Vector Operator Development

Vector operators are mainly executed by Vector Cores. Typical examples include element-wise computation, row-wise reduction, type conversion, gather/scatter, masked update, and small fused operators without tl.dot. The key is not to create as many grid programs as possible, but to keep the launch close to the number of physical Vector Cores and let each program process multiple tiles in an inner loop.

Simple Vector Operator Development

For a simple Vector operator, start with the Vector Addition example or third_party/ascend/tutorials/01-vector-add.py. The basic pattern is:

  1. Build contiguous offsets for the current tile with tl.arange.
  2. Use a tail mask to guard load/store.
  3. Compute the element-wise expression and store the result.
  4. If the grid is much larger than the physical core count, set the grid to num_vectorcore and process tiles with range(pid, num_blocks, num_core) inside the kernel.
@triton.jit
def add_kernel(x_ptr, y_ptr, out_ptr, n_elements, BLOCK_SIZE: tl.constexpr):
    pid = tl.program_id(0)
    num_core = tl.num_programs(0)
    num_blocks = tl.cdiv(n_elements, BLOCK_SIZE)
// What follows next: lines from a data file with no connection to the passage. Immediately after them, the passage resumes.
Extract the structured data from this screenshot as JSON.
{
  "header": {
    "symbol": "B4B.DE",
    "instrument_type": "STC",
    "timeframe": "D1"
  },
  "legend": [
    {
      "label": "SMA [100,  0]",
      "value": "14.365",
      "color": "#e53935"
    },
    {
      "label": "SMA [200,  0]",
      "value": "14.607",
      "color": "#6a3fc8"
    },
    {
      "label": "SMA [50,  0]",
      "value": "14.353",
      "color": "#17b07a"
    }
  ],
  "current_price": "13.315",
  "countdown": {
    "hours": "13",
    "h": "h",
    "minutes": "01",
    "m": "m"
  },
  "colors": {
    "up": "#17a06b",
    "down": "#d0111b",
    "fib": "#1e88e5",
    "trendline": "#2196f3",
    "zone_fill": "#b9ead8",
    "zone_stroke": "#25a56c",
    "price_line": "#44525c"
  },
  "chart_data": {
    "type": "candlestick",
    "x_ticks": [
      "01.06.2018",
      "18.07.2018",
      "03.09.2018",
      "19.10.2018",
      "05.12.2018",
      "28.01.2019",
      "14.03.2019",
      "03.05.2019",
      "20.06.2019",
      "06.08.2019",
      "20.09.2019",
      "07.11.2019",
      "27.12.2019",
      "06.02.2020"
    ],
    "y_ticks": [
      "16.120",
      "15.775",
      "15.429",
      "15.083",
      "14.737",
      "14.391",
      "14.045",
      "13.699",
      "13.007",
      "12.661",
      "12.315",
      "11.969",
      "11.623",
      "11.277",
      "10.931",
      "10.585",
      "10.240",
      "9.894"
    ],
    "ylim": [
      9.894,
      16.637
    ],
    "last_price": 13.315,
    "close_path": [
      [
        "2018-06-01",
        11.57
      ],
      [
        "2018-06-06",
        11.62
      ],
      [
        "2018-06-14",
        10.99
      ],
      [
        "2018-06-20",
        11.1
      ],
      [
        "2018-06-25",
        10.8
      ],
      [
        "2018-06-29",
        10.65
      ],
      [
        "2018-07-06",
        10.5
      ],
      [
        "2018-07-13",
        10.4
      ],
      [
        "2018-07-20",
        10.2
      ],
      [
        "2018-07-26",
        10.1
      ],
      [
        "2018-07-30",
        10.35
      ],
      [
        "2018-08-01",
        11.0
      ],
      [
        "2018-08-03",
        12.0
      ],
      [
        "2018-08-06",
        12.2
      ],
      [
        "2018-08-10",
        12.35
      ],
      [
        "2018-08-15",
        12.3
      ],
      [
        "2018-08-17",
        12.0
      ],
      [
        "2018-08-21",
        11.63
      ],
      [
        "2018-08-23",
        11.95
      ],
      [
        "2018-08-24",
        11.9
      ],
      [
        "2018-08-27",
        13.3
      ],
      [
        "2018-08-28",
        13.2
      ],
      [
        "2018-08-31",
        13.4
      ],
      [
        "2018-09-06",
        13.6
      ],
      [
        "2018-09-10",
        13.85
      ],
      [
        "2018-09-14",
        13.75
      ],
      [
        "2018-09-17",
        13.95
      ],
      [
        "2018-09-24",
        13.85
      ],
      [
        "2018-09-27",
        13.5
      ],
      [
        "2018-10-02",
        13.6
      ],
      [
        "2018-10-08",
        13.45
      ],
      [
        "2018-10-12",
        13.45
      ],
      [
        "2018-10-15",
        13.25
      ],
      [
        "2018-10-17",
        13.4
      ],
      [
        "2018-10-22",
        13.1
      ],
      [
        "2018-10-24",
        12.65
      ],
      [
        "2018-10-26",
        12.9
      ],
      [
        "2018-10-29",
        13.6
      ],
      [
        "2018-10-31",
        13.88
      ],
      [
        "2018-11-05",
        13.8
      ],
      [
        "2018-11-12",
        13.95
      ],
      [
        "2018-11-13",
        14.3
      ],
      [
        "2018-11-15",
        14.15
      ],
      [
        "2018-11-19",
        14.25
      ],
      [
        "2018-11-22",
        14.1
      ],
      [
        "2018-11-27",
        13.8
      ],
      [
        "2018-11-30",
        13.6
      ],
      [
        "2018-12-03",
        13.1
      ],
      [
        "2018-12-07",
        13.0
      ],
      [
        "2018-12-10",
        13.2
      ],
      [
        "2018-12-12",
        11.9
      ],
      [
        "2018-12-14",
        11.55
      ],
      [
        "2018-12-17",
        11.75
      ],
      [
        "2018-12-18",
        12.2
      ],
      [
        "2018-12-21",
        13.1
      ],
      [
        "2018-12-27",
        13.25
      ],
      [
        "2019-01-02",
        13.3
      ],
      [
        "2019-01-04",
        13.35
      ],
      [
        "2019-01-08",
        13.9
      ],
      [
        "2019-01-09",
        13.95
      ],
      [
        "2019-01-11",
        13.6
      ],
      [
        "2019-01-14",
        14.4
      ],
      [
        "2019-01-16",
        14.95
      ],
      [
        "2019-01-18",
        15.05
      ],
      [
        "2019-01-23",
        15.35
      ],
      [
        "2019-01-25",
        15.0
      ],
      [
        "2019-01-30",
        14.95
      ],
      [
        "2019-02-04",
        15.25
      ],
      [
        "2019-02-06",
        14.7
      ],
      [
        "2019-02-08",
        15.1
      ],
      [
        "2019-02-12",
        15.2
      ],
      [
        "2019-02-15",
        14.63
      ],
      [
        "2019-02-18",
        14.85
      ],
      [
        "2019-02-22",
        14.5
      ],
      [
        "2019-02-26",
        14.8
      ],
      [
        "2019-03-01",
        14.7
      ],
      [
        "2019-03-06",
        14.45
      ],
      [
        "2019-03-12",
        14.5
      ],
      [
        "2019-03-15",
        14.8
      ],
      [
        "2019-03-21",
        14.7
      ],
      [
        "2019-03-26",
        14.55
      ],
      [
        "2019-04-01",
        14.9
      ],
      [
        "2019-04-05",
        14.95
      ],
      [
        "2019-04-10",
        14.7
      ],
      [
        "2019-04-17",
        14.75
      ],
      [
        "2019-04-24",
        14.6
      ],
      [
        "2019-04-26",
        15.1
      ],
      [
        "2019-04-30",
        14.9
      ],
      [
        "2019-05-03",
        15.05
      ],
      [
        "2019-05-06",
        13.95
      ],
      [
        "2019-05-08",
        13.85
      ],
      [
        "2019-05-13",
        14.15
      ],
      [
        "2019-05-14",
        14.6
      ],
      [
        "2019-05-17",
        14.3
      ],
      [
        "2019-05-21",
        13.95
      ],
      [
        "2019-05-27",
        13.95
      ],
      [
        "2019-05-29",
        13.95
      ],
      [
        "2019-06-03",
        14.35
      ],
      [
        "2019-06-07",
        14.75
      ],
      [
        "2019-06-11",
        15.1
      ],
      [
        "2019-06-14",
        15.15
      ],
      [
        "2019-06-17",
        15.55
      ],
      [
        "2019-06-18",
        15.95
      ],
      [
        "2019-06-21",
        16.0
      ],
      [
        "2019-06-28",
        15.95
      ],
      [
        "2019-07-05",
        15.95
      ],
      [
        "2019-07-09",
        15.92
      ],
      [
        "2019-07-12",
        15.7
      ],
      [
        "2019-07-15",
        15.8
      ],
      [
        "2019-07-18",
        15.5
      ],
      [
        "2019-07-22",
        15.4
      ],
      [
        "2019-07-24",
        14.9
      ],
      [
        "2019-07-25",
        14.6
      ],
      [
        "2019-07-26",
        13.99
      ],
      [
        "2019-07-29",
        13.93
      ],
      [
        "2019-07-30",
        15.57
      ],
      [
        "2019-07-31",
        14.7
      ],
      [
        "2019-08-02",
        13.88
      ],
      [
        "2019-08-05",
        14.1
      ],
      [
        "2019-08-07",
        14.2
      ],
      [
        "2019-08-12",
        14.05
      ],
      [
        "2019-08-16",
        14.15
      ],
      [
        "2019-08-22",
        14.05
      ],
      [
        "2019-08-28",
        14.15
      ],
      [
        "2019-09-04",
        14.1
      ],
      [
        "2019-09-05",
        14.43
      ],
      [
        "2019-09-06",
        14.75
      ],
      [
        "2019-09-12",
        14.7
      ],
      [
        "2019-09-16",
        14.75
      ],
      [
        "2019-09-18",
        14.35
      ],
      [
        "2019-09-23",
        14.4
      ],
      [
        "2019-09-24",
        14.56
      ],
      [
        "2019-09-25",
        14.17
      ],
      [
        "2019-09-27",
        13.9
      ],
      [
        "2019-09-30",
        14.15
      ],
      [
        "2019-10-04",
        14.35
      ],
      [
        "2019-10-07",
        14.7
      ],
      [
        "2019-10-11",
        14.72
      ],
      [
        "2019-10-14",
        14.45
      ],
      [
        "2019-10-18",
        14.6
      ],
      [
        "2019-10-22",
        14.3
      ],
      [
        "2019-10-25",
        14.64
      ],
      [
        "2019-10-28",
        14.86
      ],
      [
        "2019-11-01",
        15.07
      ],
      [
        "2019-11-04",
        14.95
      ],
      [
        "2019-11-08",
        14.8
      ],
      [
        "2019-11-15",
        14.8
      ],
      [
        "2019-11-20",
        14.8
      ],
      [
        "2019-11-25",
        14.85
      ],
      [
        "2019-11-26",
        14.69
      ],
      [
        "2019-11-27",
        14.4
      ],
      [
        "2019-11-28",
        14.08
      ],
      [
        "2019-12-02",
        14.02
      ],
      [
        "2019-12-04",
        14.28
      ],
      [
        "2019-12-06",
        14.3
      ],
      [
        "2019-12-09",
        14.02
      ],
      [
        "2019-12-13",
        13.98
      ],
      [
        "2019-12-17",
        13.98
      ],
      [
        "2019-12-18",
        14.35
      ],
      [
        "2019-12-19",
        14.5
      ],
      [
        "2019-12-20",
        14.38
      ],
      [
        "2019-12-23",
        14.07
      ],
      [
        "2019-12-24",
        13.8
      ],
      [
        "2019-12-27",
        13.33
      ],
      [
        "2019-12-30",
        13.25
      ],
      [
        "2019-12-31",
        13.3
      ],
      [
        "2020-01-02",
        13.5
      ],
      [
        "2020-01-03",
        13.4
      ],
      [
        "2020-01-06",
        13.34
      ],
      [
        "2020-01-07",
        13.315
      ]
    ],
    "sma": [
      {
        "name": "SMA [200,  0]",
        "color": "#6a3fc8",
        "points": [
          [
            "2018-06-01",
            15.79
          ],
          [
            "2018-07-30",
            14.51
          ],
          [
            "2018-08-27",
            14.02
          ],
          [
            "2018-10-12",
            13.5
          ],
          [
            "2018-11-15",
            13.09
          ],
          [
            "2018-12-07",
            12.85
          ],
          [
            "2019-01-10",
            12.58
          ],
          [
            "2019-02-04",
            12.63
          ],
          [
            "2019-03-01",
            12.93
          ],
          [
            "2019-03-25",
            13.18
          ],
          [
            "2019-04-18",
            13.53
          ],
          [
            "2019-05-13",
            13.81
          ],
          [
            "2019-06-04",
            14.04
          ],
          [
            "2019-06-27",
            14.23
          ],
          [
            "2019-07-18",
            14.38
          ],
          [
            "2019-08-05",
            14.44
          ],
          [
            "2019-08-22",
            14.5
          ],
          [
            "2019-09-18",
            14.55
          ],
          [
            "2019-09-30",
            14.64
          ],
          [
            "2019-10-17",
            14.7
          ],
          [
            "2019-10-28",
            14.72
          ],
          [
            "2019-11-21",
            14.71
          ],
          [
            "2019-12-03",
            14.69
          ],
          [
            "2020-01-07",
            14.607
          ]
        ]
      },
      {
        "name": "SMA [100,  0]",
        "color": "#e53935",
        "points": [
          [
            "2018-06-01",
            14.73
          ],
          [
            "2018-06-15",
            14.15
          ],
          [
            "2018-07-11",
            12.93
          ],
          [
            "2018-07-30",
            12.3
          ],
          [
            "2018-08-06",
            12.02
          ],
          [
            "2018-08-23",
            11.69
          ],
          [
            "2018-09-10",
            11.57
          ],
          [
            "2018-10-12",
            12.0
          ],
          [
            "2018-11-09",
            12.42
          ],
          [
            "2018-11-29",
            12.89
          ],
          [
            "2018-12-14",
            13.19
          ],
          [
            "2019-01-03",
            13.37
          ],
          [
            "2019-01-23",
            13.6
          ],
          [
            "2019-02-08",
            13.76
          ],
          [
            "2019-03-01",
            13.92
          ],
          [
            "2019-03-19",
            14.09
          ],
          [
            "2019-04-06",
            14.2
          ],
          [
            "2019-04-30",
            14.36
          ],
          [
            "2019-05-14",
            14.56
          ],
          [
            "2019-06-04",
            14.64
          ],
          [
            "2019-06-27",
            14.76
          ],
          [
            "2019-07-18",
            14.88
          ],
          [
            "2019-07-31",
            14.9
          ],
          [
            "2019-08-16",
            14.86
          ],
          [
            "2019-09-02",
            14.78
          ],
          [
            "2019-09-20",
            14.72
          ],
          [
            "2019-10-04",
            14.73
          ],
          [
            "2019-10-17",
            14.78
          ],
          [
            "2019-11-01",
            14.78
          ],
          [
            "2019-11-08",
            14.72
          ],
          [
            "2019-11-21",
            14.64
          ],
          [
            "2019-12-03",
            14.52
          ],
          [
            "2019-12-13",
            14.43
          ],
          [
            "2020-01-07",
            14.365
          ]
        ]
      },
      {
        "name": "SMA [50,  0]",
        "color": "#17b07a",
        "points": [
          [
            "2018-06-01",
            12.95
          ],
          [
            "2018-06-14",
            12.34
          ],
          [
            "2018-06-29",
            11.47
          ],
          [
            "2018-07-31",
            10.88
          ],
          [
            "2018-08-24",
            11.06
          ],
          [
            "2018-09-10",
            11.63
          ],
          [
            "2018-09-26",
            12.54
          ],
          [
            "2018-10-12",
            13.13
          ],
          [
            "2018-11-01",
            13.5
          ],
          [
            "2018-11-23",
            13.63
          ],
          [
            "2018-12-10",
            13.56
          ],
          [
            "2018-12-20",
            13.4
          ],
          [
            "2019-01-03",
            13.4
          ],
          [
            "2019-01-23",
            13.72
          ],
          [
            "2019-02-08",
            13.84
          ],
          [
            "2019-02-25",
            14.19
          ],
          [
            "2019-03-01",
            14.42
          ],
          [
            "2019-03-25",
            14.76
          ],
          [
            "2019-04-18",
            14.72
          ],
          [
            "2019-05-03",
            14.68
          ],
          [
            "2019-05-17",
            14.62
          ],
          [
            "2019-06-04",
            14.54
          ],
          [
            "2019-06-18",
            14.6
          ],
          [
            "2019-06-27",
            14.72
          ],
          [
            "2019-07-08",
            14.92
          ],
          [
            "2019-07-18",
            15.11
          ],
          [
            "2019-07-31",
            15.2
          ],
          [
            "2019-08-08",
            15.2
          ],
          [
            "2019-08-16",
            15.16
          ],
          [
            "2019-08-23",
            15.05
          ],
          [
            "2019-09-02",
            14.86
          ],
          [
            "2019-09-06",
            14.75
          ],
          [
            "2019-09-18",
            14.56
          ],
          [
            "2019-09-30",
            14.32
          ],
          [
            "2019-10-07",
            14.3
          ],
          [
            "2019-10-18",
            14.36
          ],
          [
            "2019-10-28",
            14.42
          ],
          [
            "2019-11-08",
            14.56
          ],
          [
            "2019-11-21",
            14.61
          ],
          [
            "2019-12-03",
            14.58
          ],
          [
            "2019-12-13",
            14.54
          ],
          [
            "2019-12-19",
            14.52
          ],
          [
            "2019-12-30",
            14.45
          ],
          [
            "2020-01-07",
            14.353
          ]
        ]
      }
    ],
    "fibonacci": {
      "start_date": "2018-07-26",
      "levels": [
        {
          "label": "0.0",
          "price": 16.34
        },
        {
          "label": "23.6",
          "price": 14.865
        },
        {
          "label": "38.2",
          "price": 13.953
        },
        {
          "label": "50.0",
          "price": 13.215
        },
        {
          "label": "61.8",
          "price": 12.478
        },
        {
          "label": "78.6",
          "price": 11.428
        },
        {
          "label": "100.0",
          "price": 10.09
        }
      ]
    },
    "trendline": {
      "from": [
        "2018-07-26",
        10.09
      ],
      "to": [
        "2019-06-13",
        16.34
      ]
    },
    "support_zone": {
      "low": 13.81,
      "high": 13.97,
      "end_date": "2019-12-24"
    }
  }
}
    for block_idx in range(pid, num_blocks, num_core):
        offsets = block_idx * BLOCK_SIZE + tl.arange(0, BLOCK_SIZE)
        mask = offsets < n_elements
        x = tl.load(x_ptr + offsets, mask=mask)
        y = tl.load(y_ptr + offsets, mask=mask)
        tl.store(out_ptr + offsets, x + y, mask=mask)

Check these items first:

  • Data type: Ascend Vector units have different performance for integer types. Prefer int32 for indices, lengths, and offsets when precision allows. See triton-ascend-ops/tutorial/basic/001-vector_add.zh.md and 002-vector_cmp.zh.md.
  • BLOCK_SIZE: Keep it as large as possible without exceeding UB capacity. If UB overflow occurs, reduce the tile size or split it into sub-blocks.
  • Core count: GPU-style small tiles with very large grids often cause repeated dispatch overhead on NPUs.
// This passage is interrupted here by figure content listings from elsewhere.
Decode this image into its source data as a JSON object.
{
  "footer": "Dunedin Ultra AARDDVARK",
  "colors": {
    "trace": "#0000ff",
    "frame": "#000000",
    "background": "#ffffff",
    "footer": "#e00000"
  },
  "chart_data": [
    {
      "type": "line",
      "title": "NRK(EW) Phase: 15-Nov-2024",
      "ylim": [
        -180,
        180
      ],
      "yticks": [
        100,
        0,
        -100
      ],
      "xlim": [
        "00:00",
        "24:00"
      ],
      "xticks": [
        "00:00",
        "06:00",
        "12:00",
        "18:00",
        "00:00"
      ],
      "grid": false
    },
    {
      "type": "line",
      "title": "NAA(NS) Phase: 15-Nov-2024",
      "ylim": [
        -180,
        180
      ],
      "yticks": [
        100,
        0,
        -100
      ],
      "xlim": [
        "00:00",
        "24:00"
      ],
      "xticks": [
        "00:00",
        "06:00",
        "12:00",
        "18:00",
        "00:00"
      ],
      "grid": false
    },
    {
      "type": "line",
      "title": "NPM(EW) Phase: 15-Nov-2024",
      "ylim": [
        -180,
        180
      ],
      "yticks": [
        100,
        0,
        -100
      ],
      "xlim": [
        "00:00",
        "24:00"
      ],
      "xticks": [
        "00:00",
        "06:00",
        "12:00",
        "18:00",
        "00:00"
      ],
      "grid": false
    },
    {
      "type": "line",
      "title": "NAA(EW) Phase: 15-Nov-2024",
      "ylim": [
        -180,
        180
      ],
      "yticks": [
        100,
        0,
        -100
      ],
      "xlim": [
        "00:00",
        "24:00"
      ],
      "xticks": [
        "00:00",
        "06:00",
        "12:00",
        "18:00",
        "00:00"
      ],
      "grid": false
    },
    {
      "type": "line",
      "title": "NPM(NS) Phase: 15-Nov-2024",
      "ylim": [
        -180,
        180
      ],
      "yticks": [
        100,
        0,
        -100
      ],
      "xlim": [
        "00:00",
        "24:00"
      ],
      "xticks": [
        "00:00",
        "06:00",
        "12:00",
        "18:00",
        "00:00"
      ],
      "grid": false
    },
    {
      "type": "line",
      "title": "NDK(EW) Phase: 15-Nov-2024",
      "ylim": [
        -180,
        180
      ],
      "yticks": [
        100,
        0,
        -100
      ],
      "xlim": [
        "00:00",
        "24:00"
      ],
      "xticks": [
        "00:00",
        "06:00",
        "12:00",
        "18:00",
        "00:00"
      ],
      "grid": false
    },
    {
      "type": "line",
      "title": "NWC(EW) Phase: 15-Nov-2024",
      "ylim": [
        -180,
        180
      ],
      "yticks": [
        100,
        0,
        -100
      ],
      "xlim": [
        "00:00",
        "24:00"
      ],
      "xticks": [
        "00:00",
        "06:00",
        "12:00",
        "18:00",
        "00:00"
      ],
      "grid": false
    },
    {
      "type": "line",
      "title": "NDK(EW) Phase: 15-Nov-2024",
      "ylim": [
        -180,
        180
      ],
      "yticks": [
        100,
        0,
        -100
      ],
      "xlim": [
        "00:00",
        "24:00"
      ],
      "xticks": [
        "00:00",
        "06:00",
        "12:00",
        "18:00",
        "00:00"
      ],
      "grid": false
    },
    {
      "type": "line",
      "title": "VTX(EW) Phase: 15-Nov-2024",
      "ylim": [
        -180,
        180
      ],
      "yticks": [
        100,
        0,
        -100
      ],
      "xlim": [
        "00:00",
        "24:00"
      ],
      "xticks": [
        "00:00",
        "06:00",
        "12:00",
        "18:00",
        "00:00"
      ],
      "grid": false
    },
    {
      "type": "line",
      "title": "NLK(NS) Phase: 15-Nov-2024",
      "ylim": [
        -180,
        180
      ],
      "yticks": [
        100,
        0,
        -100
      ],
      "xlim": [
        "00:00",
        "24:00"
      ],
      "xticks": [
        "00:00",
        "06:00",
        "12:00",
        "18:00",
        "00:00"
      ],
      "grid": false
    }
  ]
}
Complex Vector Operator Development

Complex Vector operators usually combine irregular memory access, token reordering, multiple outputs, or long hidden dimensions. Useful references in Ascend/triton-ascend-ops include:

Use this structure:

  1. Split outer tasks by physical Vector Core count.
  2. Split the hidden dimension by UB capacity with BLOCK_X.
  3. Use SUB_BLOCK_SIZE to batch small irregular tasks.
  4. Use tl.insert_slice to assemble UB-local blocks and tl.extract_slice to scatter sub-blocks.
  5. Keep index masks, column masks, and expert/bin boundary masks separate, and combine them only at load/store sites.

Typical UB budgeting:

num_core = get_npu_properties()["num_vectorcore"]
block_size = triton.cdiv(indices_length, num_core)
block_x = round_up(min(num_columns, max_block_x), 16)
sub_block_size = max((ub_budget - block_x * element_bytes) //
                     (block_x * element_bytes + index_bytes), 1)

When performance is poor, first check whether the grid is much larger than the physical Vector Core count, whether irregular GM access can be converted into "bulk load to UB and select in UB", whether the tail axis is 32B aligned, and whether BLOCK_X or SUB_BLOCK_SIZE causes UB overflow or too-small transfer granularity.